Gov't will no longer consider closing Bromma airport
The government will no longer consider the closure of Bromma airport in Stockholm. The Green Party regrets the decision, but says there is not sufficient support in parliament for a closure.
Last year, the government appointed a special investigator to look into the future of Bromma Airport, which is the third biggest, but also the most centrally placed, airport serving the Swedish capital. The new political majority in Stockholm, made up of Social Democrats, Greens, the Left Party and the Feminist Initiative, had demanded that the government also reviewed the possible closure of the airport, to make way for much needed housing in an attractive part of town. This became part of the task for the investigator Anders Sundström.
But on Friday, the government decided to remove that particular part of the directive. Sundström's inquiry will only be looking into whether the capacity of the airport can be increased and what possibilities there are for new housing in the vicinity.
"This means that he will not be looking at ways to finance, or the time-frame for, a closure of Bromma Airport," clarified the Minister for Housing and Urban Development Mehmet Kaplan, from the Green Party, in an interview with daily Dagens Nyheter.
The reason for the decision is that the Swedish parliament twice, in no uncertain terms, has told the government that it does not want an inquiry into the closure of the airport. The four centre-right Alliance parties and the Sweden Democrats are against closing the airport, thereby overruling the government.
The Green Party has pushed particularly hard for an investigation into the closure. They mean that the location of the airport affects not just the ground that the airport itself is on, but also the area around it, making it impossible to build high-rise buildings in the vicinity of the airport and the route the planes take when they come in for landing.
Housing Minister Mehmet Kaplan says he regrets the decision, but that the motion by a majority in parliament means there was no other choice.
In Stockholm City Hall, Traffic commissioner and Green Party representative Daniel Helldén says he would have liked his government to make a different decision, but he puts the main blame on the centre-right opposition.

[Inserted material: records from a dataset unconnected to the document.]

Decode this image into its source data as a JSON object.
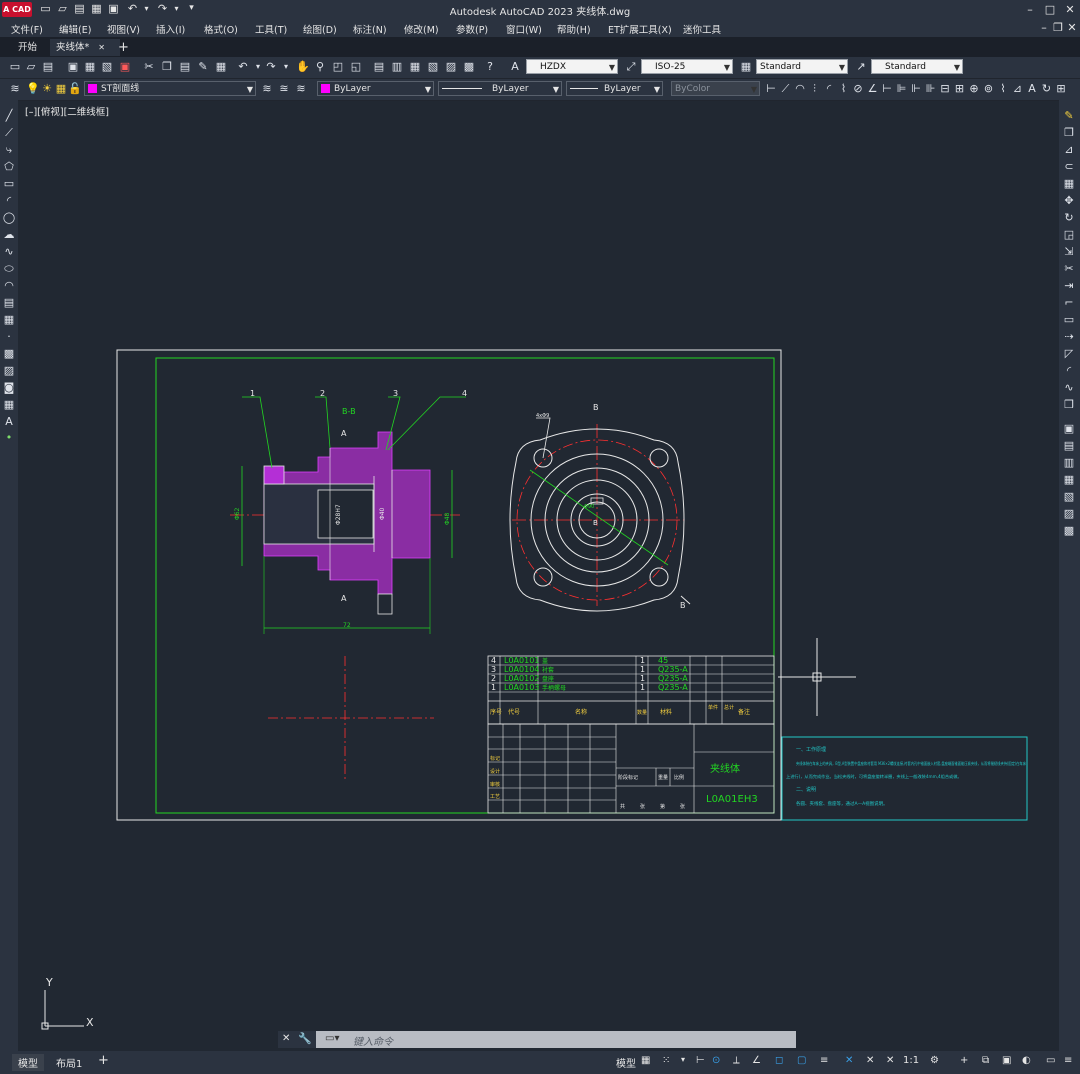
{
  "app": {
    "logo": "A CAD",
    "title": "Autodesk AutoCAD 2023    夹线体.dwg",
    "window_buttons": [
      "–",
      "□",
      "✕"
    ],
    "doc_buttons": [
      "–",
      "❐",
      "✕"
    ]
  },
  "menu": [
    "文件(F)",
    "编辑(E)",
    "视图(V)",
    "插入(I)",
    "格式(O)",
    "工具(T)",
    "绘图(D)",
    "标注(N)",
    "修改(M)",
    "参数(P)",
    "窗口(W)",
    "帮助(H)",
    "ET扩展工具(X)",
    "迷你工具"
  ],
  "tabs": [
    {
      "label": "开始"
    },
    {
      "label": "夹线体*",
      "close": "✕"
    }
  ],
  "tab_add": "+",
  "toolbar1": {
    "text_style": "HZDX",
    "dim_style": "ISO-25",
    "table_style": "Standard",
    "multileader_style": "Standard"
  },
  "toolbar2": {
    "layer": "ST剖面线",
    "color": "ByLayer",
    "linetype": "ByLayer",
    "lineweight": "ByLayer",
    "plotstyle": "ByColor",
    "colors": {
      "layer_swatch": "#ff00ff",
      "color_swatch": "#ff00ff"
    }
  },
  "view_label": "[–][俯视][二维线框]",
  "drawing": {
    "section_label": "B-B",
    "cut_mark_a": "A",
    "cut_mark_b": "B",
    "balloons": [
      "1",
      "2",
      "3",
      "4"
    ],
    "dims": {
      "d1": "Φ62",
      "d2": "Φ40",
      "d3": "Φ28H7",
      "d4": "Φ48",
      "d5": "72",
      "d6": "4xΦ9",
      "d7": "Φ90"
    },
    "parts_list": [
      {
        "no": "4",
        "code": "L0A0101",
        "name": "盖",
        "qty": "1",
        "material": "45"
      },
      {
        "no": "3",
        "code": "L0A0104",
        "name": "衬套",
        "qty": "1",
        "material": "Q235-A"
      },
      {
        "no": "2",
        "code": "L0A0102",
        "name": "盘座",
        "qty": "1",
        "material": "Q235-A"
      },
      {
        "no": "1",
        "code": "L0A0103",
        "name": "手柄螺母",
        "qty": "1",
        "material": "Q235-A"
      }
    ],
    "parts_header": {
      "no": "序号",
      "code": "代号",
      "name": "名称",
      "qty": "数量",
      "material": "材料",
      "weight": "单件",
      "total": "总计",
      "remark": "备注"
    },
    "title_block": {
      "name": "夹线体",
      "code": "L0A01EH3",
      "rows": [
        "标记",
        "设计",
        "审核",
        "工艺"
      ],
      "small": [
        "阶段标记",
        "重量",
        "比例",
        "共",
        "张",
        "第",
        "张"
      ]
    },
    "notes": [
      "一、工作原理",
      "夹线体装在车床上的夹具，B型,A型装置中盘座和衬套用 M36×2螺纹连接,衬套内孔中锥面嵌入衬套,盘座端面锥面能压紧夹线，从而将缝纫线夹持(固定)在车床",
      "上进行)，从而完成作业。当松夹线时，可将盘座旋转半圈，夹线上一般改装4mm,4组合或做。",
      "二、说明",
      "各圆、夹线套、盘座等，通过A—A视图说明。"
    ],
    "ucs": {
      "x": "X",
      "y": "Y"
    }
  },
  "command": {
    "placeholder": "键入命令"
  },
  "status": {
    "layout_tabs": [
      "模型",
      "布局1"
    ],
    "layout_add": "+",
    "model": "模型",
    "scale": "1:1"
  }
}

"A government must be able to investigate such a thing, because we need to know if it is possible to build apartments on this land. Now we have a debate about this, and we won't get all the facts. We can't get a decent discussion if we don't make this investigation," he told Radio Sweden.
"I don't know why the parliament should intrude in the government's right to investigate things. It is another thing if they decide something. If the parliament says something about a decision - I could understand it. But this is just an investigation, why shouldn't the government be able to investigate such a thing? I can't understand it, it is ridiculous," said Helldén.